Many people in Vermont never even think about what probate means until it’s time to begin their estate plans (which, by the way, should be started sooner rather than later – especially in today’s uncertainties). Probate is simply the process in which your will is executed. That’s the abbreviated definition – what follows is a bit more in-depth. Remember, though, one of the best investments you can make is by hiring a qualified estate planning lawyer. This is just one of those important tasks that you shouldn’t attempt to manage without legal guidance.
Probate in Vermont
If you die and you have a will filed with the state, probate is the collective process in how your will is carried out. It will include an executor, which is someone who oversees the process. If, however, you do not have a will, you are deemed to have died intestate (without a will). Probate then becomes the process in how your property is distributed based on Vermont state law. Instead of an executor that you name, there will be an administrator named by the courts. The executor ensures your wishes are met; the administrator ensures the laws are followed. Clearly, it’s always better to name an executor.
The sole purpose of probate, in any instance, is to protect interested parties and ensure the estate of the deceased is properly liquidated. Whether it’s done so based on those named in the will or carried out due to the state laws that must be followed when a will is absent, the end result is the same.
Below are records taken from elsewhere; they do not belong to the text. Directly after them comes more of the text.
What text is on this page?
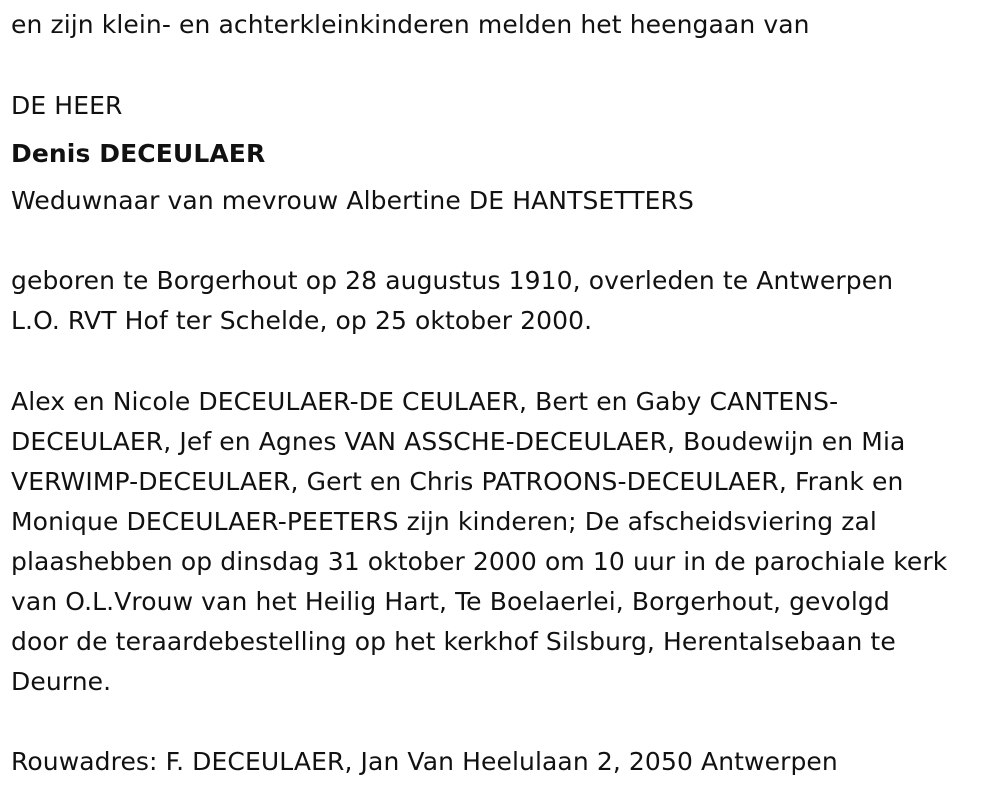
en zijn klein- en achterkleinkinderen melden het heengaan van
DE HEER
Denis DECEULAER
Weduwnaar van mevrouw Albertine DE HANTSETTERS
geboren te Borgerhout op 28 augustus 1910, overleden te Antwerpen
L.O. RVT Hof ter Schelde, op 25 oktober 2000.
Alex en Nicole DECEULAER-DE CEULAER, Bert en Gaby CANTENS-
DECEULAER, Jef en Agnes VAN ASSCHE-DECEULAER, Boudewijn en Mia
VERWIMP-DECEULAER, Gert en Chris PATROONS-DECEULAER, Frank en
Monique DECEULAER-PEETERS zijn kinderen; De afscheidsviering zal
plaashebben op dinsdag 31 oktober 2000 om 10 uur in de parochiale kerk
van O.L.Vrouw van het Heilig Hart, Te Boelaerlei, Borgerhout, gevolgd
door de teraardebestelling op het kerkhof Silsburg, Herentalsebaan te
Deurne.
Rouwadres: F. DECEULAER, Jan Van Heelulaan 2, 2050 Antwerpen
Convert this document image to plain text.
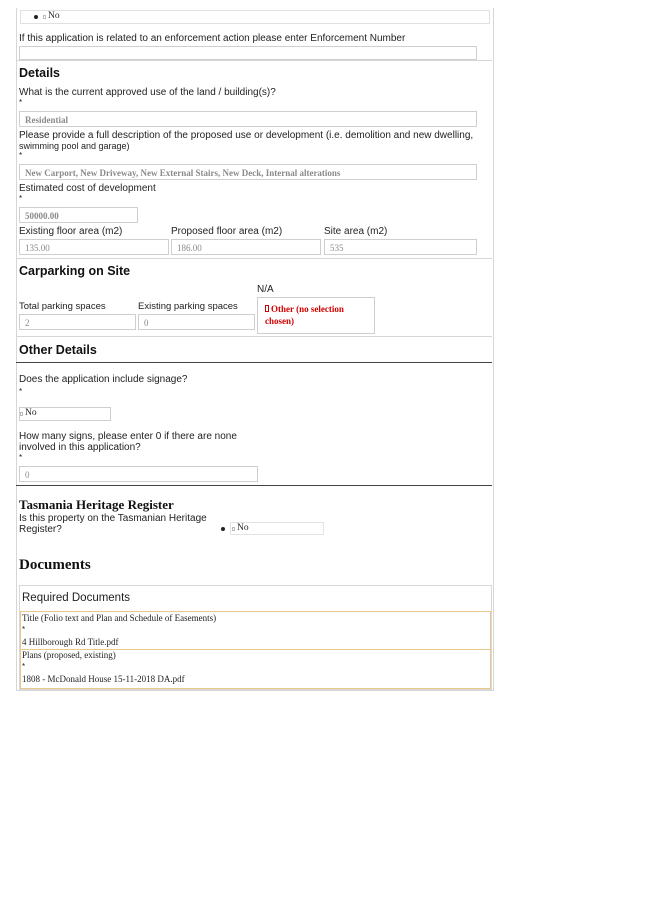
No
If this application is related to an enforcement action please enter Enforcement Number
Details
What is the current approved use of the land / building(s)?
*
Residential
Please provide a full description of the proposed use or development (i.e. demolition and new dwelling,
swimming pool and garage)
*
New Carport, New Driveway, New External Stairs, New Deck, Internal alterations
Estimated cost of development
*
50000.00
Existing floor area (m2)
135.00
Proposed floor area (m2)
186.00
Site area (m2)
535
Carparking on Site
N/A
Total parking spaces
2
Existing parking spaces
0
Other (no selection
chosen)
Other Details
Does the application include signage?
*
No
How many signs, please enter 0 if there are none
involved in this application?
*
0
Tasmania Heritage Register
Is this property on the Tasmanian Heritage
Register?	No
Documents
Required Documents
Title (Folio text and Plan and Schedule of Easements)
*
4 Hillborough Rd Title.pdf
Plans (proposed, existing)
*
1808 - McDonald House 15-11-2018 DA.pdf
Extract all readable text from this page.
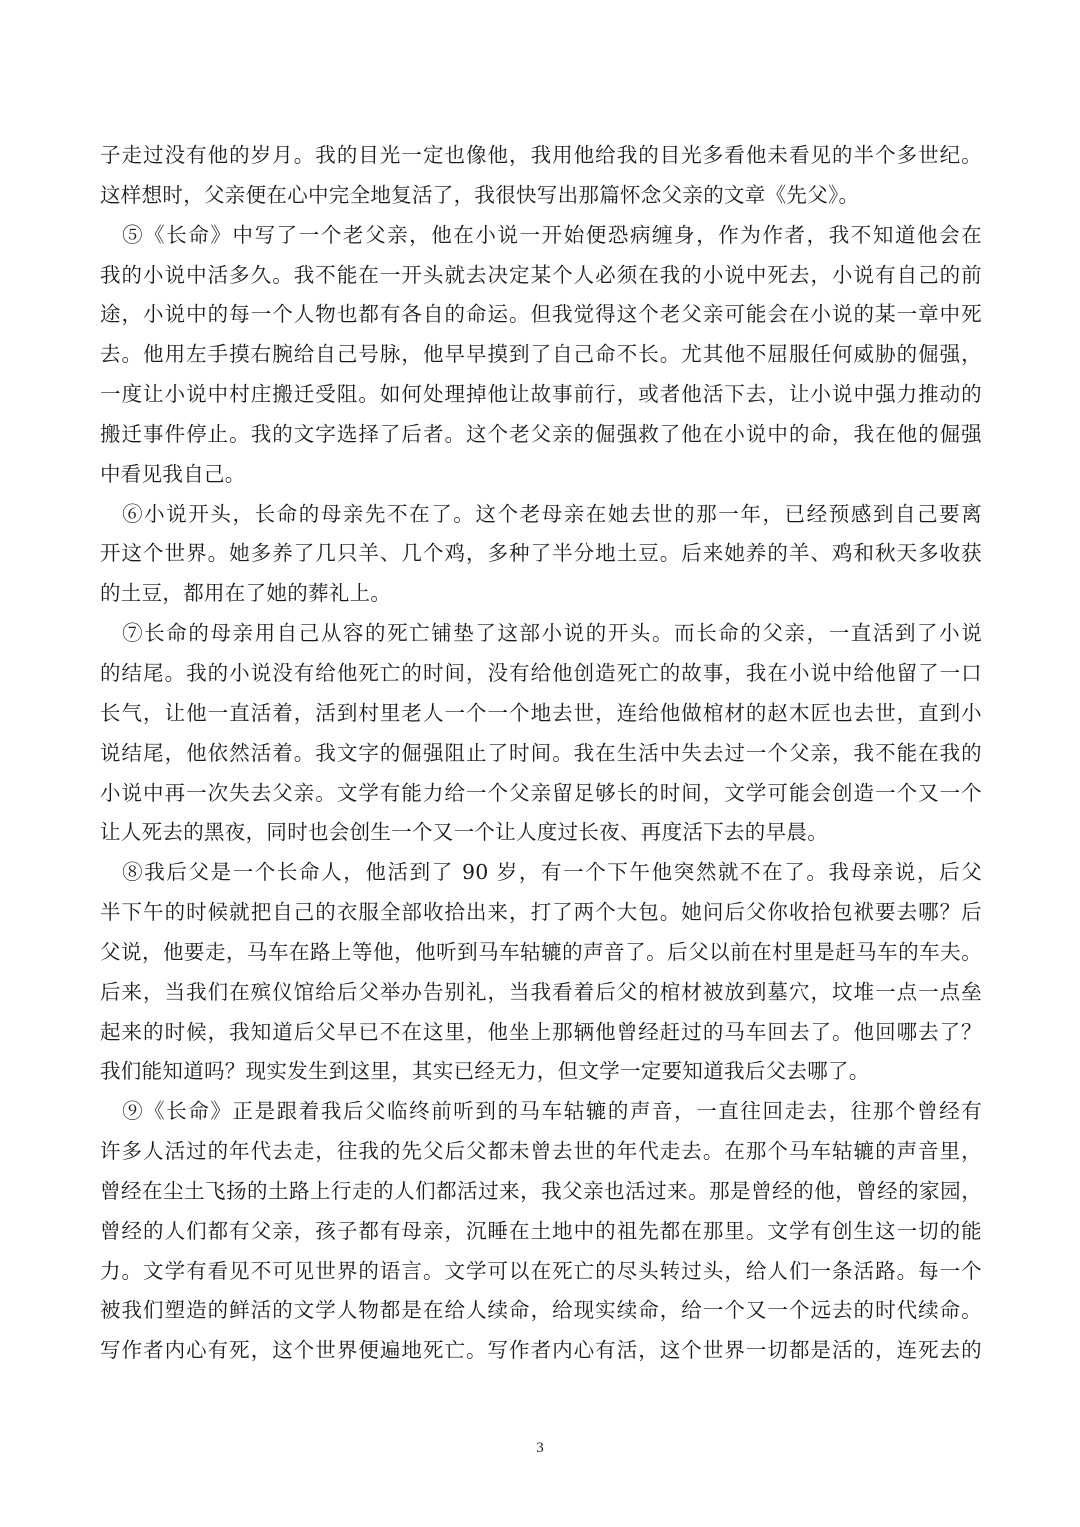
子走过没有他的岁月。我的目光一定也像他，我用他给我的目光多看他未看见的半个多世纪。
这样想时，父亲便在心中完全地复活了，我很快写出那篇怀念父亲的文章《先父》。
　⑤《长命》中写了一个老父亲，他在小说一开始便恐病缠身，作为作者，我不知道他会在
我的小说中活多久。我不能在一开头就去决定某个人必须在我的小说中死去，小说有自己的前
途，小说中的每一个人物也都有各自的命运。但我觉得这个老父亲可能会在小说的某一章中死
去。他用左手摸右腕给自己号脉，他早早摸到了自己命不长。尤其他不屈服任何威胁的倔强，
一度让小说中村庄搬迁受阻。如何处理掉他让故事前行，或者他活下去，让小说中强力推动的
搬迁事件停止。我的文字选择了后者。这个老父亲的倔强救了他在小说中的命，我在他的倔强
中看见我自己。
　⑥小说开头，长命的母亲先不在了。这个老母亲在她去世的那一年，已经预感到自己要离
开这个世界。她多养了几只羊、几个鸡，多种了半分地土豆。后来她养的羊、鸡和秋天多收获
的土豆，都用在了她的葬礼上。
　⑦长命的母亲用自己从容的死亡铺垫了这部小说的开头。而长命的父亲，一直活到了小说
的结尾。我的小说没有给他死亡的时间，没有给他创造死亡的故事，我在小说中给他留了一口
长气，让他一直活着，活到村里老人一个一个地去世，连给他做棺材的赵木匠也去世，直到小
说结尾，他依然活着。我文字的倔强阻止了时间。我在生活中失去过一个父亲，我不能在我的
小说中再一次失去父亲。文学有能力给一个父亲留足够长的时间，文学可能会创造一个又一个
让人死去的黑夜，同时也会创生一个又一个让人度过长夜、再度活下去的早晨。
　⑧我后父是一个长命人，他活到了 90 岁，有一个下午他突然就不在了。我母亲说，后父
半下午的时候就把自己的衣服全部收拾出来，打了两个大包。她问后父你收拾包袱要去哪？后
父说，他要走，马车在路上等他，他听到马车轱辘的声音了。后父以前在村里是赶马车的车夫。
后来，当我们在殡仪馆给后父举办告别礼，当我看着后父的棺材被放到墓穴，坟堆一点一点垒
起来的时候，我知道后父早已不在这里，他坐上那辆他曾经赶过的马车回去了。他回哪去了？
我们能知道吗？现实发生到这里，其实已经无力，但文学一定要知道我后父去哪了。
　⑨《长命》正是跟着我后父临终前听到的马车轱辘的声音，一直往回走去，往那个曾经有
许多人活过的年代去走，往我的先父后父都未曾去世的年代走去。在那个马车轱辘的声音里，
曾经在尘土飞扬的土路上行走的人们都活过来，我父亲也活过来。那是曾经的他，曾经的家园，
曾经的人们都有父亲，孩子都有母亲，沉睡在土地中的祖先都在那里。文学有创生这一切的能
力。文学有看见不可见世界的语言。文学可以在死亡的尽头转过头，给人们一条活路。每一个
被我们塑造的鲜活的文学人物都是在给人续命，给现实续命，给一个又一个远去的时代续命。
写作者内心有死，这个世界便遍地死亡。写作者内心有活，这个世界一切都是活的，连死去的
3
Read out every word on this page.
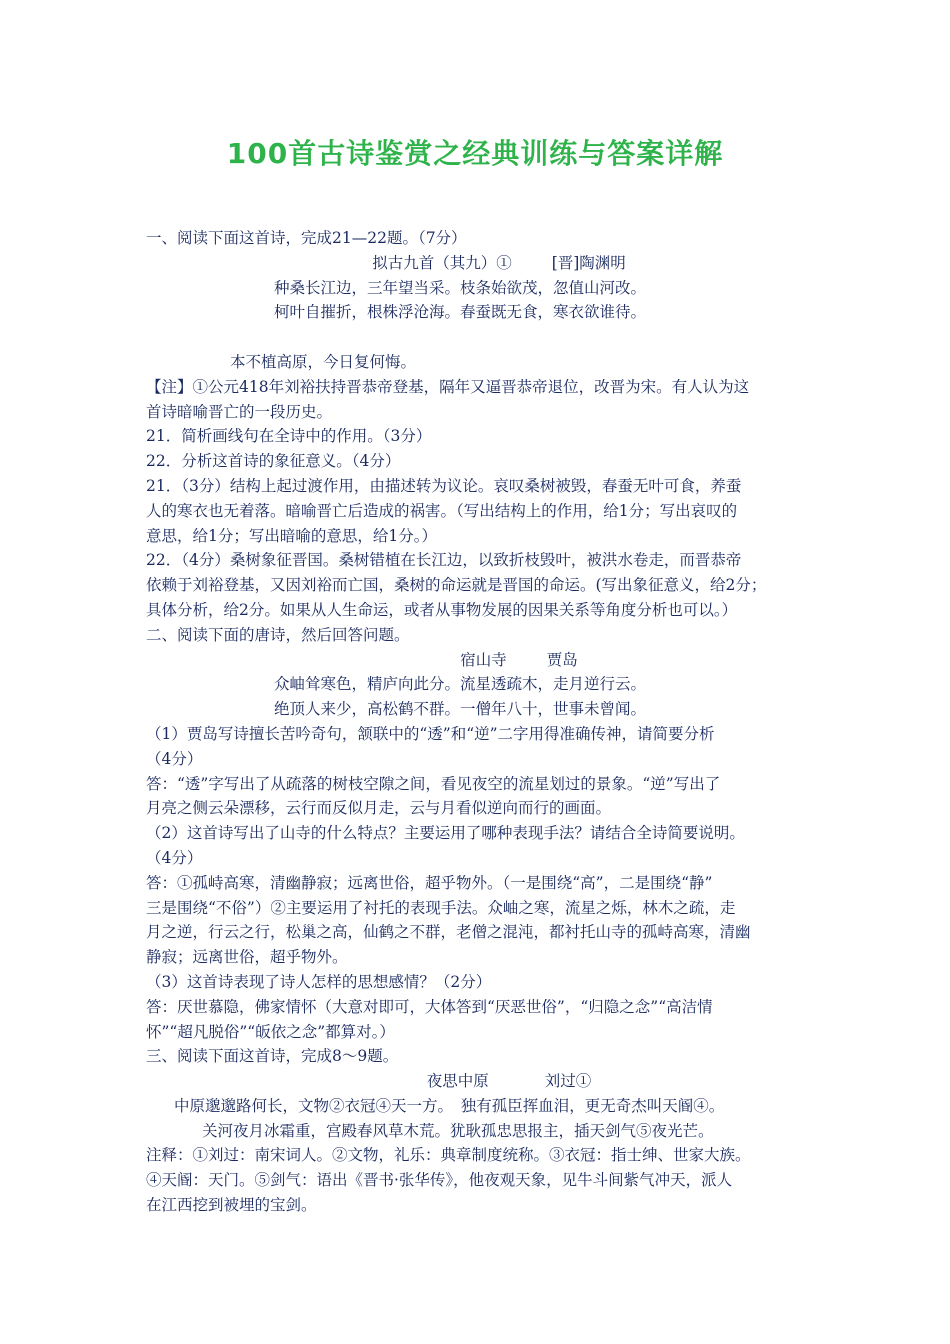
100首古诗鉴赏之经典训练与答案详解
一、阅读下面这首诗，完成21—22题。（7分）
拟古九首（其九）①	[晋]陶渊明
种桑长江边，三年望当采。枝条始欲茂，忽值山河改。
柯叶自摧折，根株浮沧海。春蚕既无食，寒衣欲谁待。
本不植高原，今日复何悔。
【注】①公元418年刘裕扶持晋恭帝登基，隔年又逼晋恭帝退位，改晋为宋。有人认为这
首诗暗喻晋亡的一段历史。
21．简析画线句在全诗中的作用。（3分）
22．分析这首诗的象征意义。（4分）
21．（3分）结构上起过渡作用，由描述转为议论。哀叹桑树被毁，春蚕无叶可食，养蚕
人的寒衣也无着落。暗喻晋亡后造成的祸害。（写出结构上的作用，给1分；写出哀叹的
意思，给1分；写出暗喻的意思，给1分。）
22．（4分）桑树象征晋国。桑树错植在长江边，以致折枝毁叶，被洪水卷走，而晋恭帝
依赖于刘裕登基，又因刘裕而亡国，桑树的命运就是晋国的命运。(写出象征意义，给2分；
具体分析，给2分。如果从人生命运，或者从事物发展的因果关系等角度分析也可以。）
二、阅读下面的唐诗，然后回答问题。
宿山寺	贾岛
众岫耸寒色，精庐向此分。流星透疏木，走月逆行云。
绝顶人来少，高松鹤不群。一僧年八十，世事未曾闻。
（1）贾岛写诗擅长苦吟奇句，颔联中的“透”和“逆”二字用得准确传神，请简要分析
（4分）
答：“透”字写出了从疏落的树枝空隙之间，看见夜空的流星划过的景象。“逆”写出了
月亮之侧云朵漂移，云行而反似月走，云与月看似逆向而行的画面。
（2）这首诗写出了山寺的什么特点？主要运用了哪种表现手法？请结合全诗简要说明。
（4分）
答：①孤峙高寒，清幽静寂；远离世俗，超乎物外。（一是围绕“高”，二是围绕“静”
三是围绕“不俗”）②主要运用了衬托的表现手法。众岫之寒，流星之烁，林木之疏，走
月之逆，行云之行，松巢之高，仙鹤之不群，老僧之混沌，都衬托山寺的孤峙高寒，清幽
静寂；远离世俗，超乎物外。
（3）这首诗表现了诗人怎样的思想感情？（2分）
答：厌世慕隐，佛家情怀（大意对即可，大体答到“厌恶世俗”，“归隐之念”“高洁情
怀”“超凡脱俗”“皈依之念”都算对。）
三、阅读下面这首诗，完成8～9题。
夜思中原	刘过①
中原邈邈路何长，文物②衣冠④天一方。　独有孤臣挥血泪，更无奇杰叫天阍④。
关河夜月冰霜重，宫殿春风草木荒。犹耿孤忠思报主，插天剑气⑤夜光芒。
注释：①刘过：南宋词人。②文物，礼乐：典章制度统称。③衣冠：指士绅、世家大族。
④天阍：天门。⑤剑气：语出《晋书·张华传》，他夜观天象，见牛斗间紫气冲天，派人
在江西挖到被埋的宝剑。
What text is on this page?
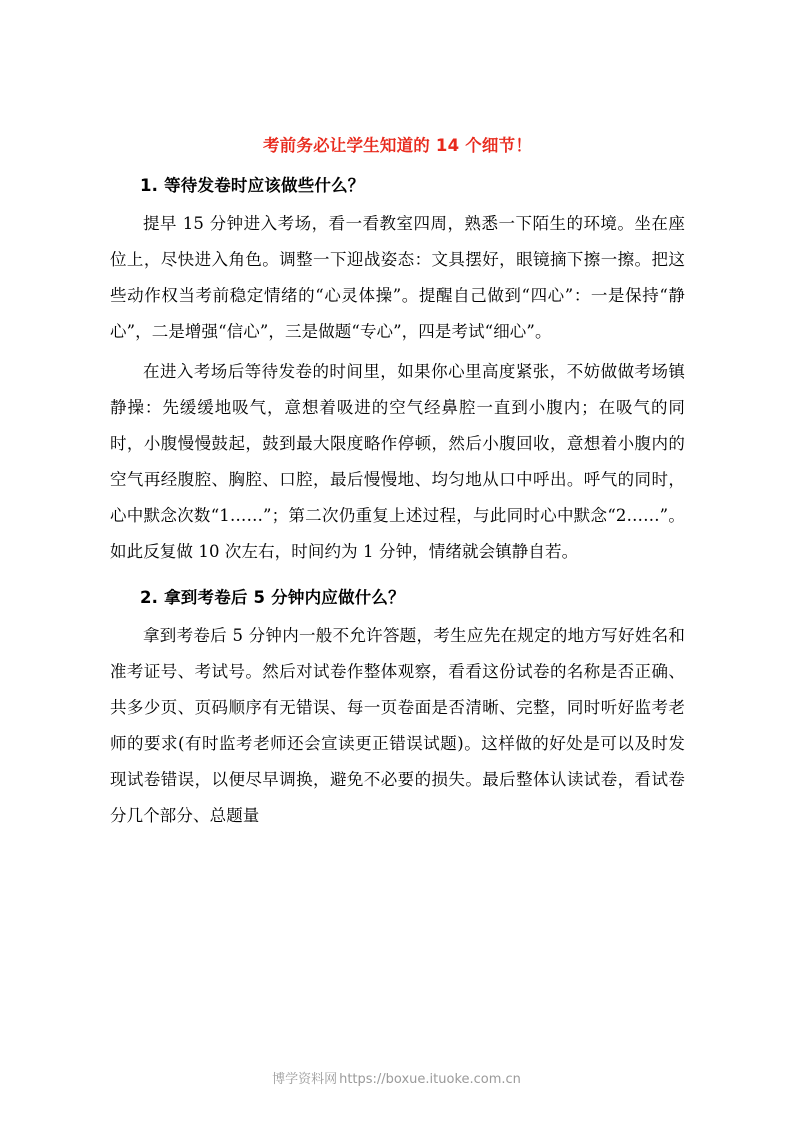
考前务必让学生知道的 14 个细节！
1. 等待发卷时应该做些什么？

提早 15 分钟进入考场，看一看教室四周，熟悉一下陌生的环境。坐在座位上，尽快进入角色。调整一下迎战姿态：文具摆好，眼镜摘下擦一擦。把这些动作权当考前稳定情绪的“心灵体操”。提醒自己做到“四心”：一是保持“静心”，二是增强“信心”，三是做题“专心”，四是考试“细心”。

在进入考场后等待发卷的时间里，如果你心里高度紧张，不妨做做考场镇静操：先缓缓地吸气，意想着吸进的空气经鼻腔一直到小腹内；在吸气的同时，小腹慢慢鼓起，鼓到最大限度略作停顿，然后小腹回收，意想着小腹内的空气再经腹腔、胸腔、口腔，最后慢慢地、均匀地从口中呼出。呼气的同时，心中默念次数“1……”；第二次仍重复上述过程，与此同时心中默念“2……”。如此反复做 10 次左右，时间约为 1 分钟，情绪就会镇静自若。

2. 拿到考卷后 5 分钟内应做什么？

拿到考卷后 5 分钟内一般不允许答题，考生应先在规定的地方写好姓名和准考证号、考试号。然后对试卷作整体观察，看看这份试卷的名称是否正确、共多少页、页码顺序有无错误、每一页卷面是否清晰、完整，同时听好监考老师的要求(有时监考老师还会宣读更正错误试题)。这样做的好处是可以及时发现试卷错误，以便尽早调换，避免不必要的损失。最后整体认读试卷，看试卷分几个部分、总题量

博学资料网 https://boxue.ituoke.com.cn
For those who believe they should have been included, but for whatever reasons were not, the process allows them to be heard and to object to any decisions made.
Your Two Estates
While your will is an important part of the probate process, you shouldn’t overlook or underestimate other important documents. Setting up trusts is just one way of protecting your estate while providing for loved ones, too. Remember that property placed in trust during your lifetime will also pass free of probate – which can often present a significant planning opportunity.
Powers of attorney – especially a financial power of attorney and a medical power of attorney – are crucial. Those named to fill those roles will be the ones you trust to make sometimes- difficult decisions on your behalf.
We are fortunate in Vermont as the probate process is usually straightforward and doesn’t require a huge financial or time investment – and that’s especially true for those who have left no stones unturned in their estate planning efforts. Still, probate can be avoided. Many decide to simply place their assets into a living trust, which means the trust takes ownership without you having to relinquish control, and therefore, not a part of your estate.
Others may decide to place their assets into a joint ownership status. This is often a fine solution, but don’t forget to consult with your estate planning attorney to ensure you’re in compliance with Vermont laws and that you are making the best decision for your needs.